I cannot change the third-party library.
Are there any work-arounds to this problem?
If you start messing with the underlying file handle you may be able to unlock portions, the trouble is that the thread accessing the file is not designed to handle this kind of tampering and may end up crashing.
My strong recommendation would be to patch the third party library, anything you do can and probably will blow up in real world conditions.
In short, you cannot do anything about the locking of the file by a third-party. You can get away with Richard E's answer above that mentions the utility Unlocker.
Once the third-party opens a file and sets the lock on it, the underlying system will give that third-party a lock to ensure no other process can access it. There are two trains of thought on this.

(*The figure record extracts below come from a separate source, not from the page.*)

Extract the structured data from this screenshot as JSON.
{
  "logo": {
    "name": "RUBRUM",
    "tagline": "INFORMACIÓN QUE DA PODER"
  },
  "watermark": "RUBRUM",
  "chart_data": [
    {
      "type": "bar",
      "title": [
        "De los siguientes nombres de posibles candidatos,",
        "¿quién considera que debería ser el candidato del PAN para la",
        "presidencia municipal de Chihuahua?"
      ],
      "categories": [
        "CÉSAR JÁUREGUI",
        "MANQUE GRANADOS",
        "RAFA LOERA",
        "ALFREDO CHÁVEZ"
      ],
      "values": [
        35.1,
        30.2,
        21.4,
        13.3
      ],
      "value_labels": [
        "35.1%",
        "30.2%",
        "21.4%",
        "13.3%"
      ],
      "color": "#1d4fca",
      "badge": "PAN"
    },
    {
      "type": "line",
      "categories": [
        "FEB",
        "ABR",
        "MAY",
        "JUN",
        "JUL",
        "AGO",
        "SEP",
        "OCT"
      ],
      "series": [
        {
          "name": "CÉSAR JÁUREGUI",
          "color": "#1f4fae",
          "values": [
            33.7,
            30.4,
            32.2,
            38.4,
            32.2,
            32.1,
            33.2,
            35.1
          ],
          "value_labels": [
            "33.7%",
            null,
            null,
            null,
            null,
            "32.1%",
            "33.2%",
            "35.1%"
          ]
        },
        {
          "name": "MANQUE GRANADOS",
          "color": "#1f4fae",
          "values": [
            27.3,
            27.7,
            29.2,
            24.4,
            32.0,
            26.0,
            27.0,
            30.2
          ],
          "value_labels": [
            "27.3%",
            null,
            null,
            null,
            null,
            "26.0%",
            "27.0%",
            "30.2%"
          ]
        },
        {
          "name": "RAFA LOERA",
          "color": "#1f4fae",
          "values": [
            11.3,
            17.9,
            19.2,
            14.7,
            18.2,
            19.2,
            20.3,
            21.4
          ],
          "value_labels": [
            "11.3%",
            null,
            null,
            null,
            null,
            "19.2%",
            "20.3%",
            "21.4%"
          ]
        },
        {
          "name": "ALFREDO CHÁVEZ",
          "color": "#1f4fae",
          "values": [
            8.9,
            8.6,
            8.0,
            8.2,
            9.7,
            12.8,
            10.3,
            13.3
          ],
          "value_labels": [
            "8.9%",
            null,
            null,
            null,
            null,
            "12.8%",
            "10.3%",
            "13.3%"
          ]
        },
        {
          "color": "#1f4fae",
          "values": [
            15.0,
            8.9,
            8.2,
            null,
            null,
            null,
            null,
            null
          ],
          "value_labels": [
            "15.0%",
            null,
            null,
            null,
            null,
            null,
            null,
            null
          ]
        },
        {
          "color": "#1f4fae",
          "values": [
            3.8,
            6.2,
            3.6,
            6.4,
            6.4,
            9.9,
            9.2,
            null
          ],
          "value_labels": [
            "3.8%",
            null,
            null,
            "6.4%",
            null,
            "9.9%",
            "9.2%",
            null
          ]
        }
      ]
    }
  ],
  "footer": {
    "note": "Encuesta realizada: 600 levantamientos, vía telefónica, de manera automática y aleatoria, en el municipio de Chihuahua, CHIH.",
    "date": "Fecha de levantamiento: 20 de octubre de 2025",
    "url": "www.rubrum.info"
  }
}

Using DLL injection to patch up the code to explicitly set the lock or unset it. This can be dangerous as you would be messing with another process's stability, and possibly end up crashing the process and rendering grief. Think about it, the underlying system is keeping track of files opened by a process..DLL injection at the point and patch up the code - this requires technical knowledge to determine which process you want to inject into at run-time and alter the flags upon interception of the Win32 API call OpenFile(...).

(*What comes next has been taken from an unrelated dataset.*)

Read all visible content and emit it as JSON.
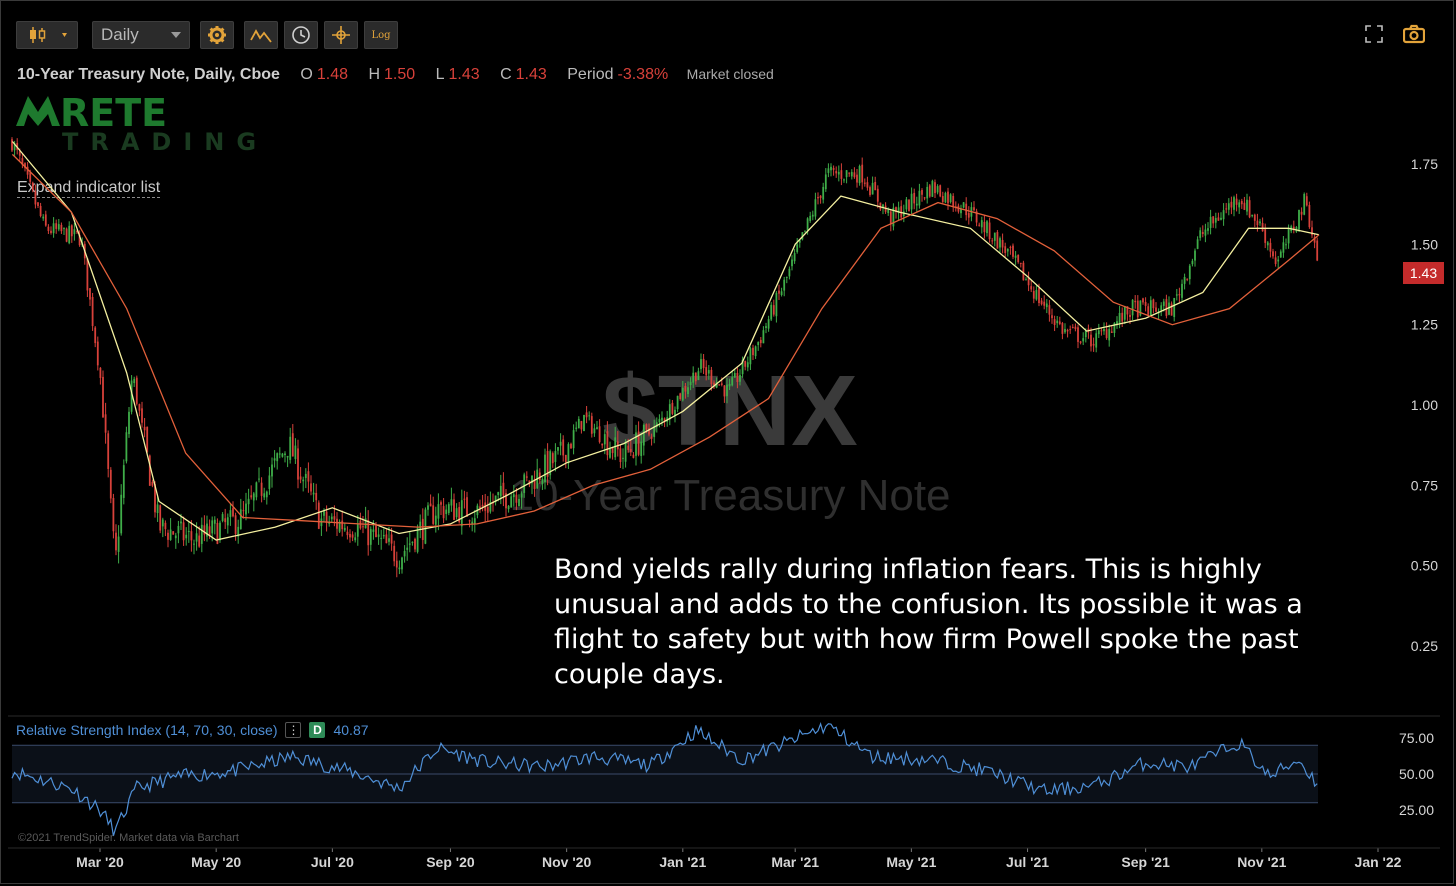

Since this was tagged as .NET, why not disassemble the source of the third-party into .il files, and alter the flag for the lock to shared, rebuild the library by recompiling all .il files back together into a DLL. This of course, would require to root around the code where the opening of the file is taking place in some class somewhere.
Have a look at the podcast here. And have a look here that explains how to do the second option highlighted above, here.
Hope this helps,
Best regards,
Tom.
This doesn't address your situation directly, but a tool like Unlocker acheieves what you're trying to do, but via a Windows UI.
Any low level hack to do this may result in a thread crashing, file corruption or etc.
Hence I thought I'd mention the next best thing, just wait your turn and poll until the file is not locked: https://stackoverflow.com/a/11060322/495455
I dont think this 2nd advice will help but the closest thing (that I know of) would be DemandReadFileIO:
IntSecurity.DemandReadFileIO(filename);
internal static void DemandReadFileIO(string fileName)
{
string full = fileName;
full = UnsafeGetFullPath(fileName);
new FileIOPermission(FileIOPermissionAccess.Read, full).Demand();
}
I do think that this is a problem that can be solved with c++. It is annoying but at least it works (as discussed here: win32 C/C++ read data from a "locked" file)
The steps are:
Open the file before the third-library with fsopen and the _SH_DENYNO flag
Open the file with the third-library
Read the file within your code
You may be interested in these links as well:
Calling c++ from c# (Possible to call C++ code from C#?)
The inner link from this post with a sample (http://blogs.msdn.com/b/borisj/archive/2006/09/28/769708.aspx)
Have you tried making a dummy copy of the file before your third-party library gets a hold of it... then using the actual copy for your manipulations, logically this would only be considered if the file we are talking about is fairly small. but it is a kind of a cheat :) good luck
If the file is locked and isn't being used, then you have a problem with the way your file locking/unlocking mechanism works. You should only lock a file when you are modifying it, and should then immediately unlock it to avoid situations like this.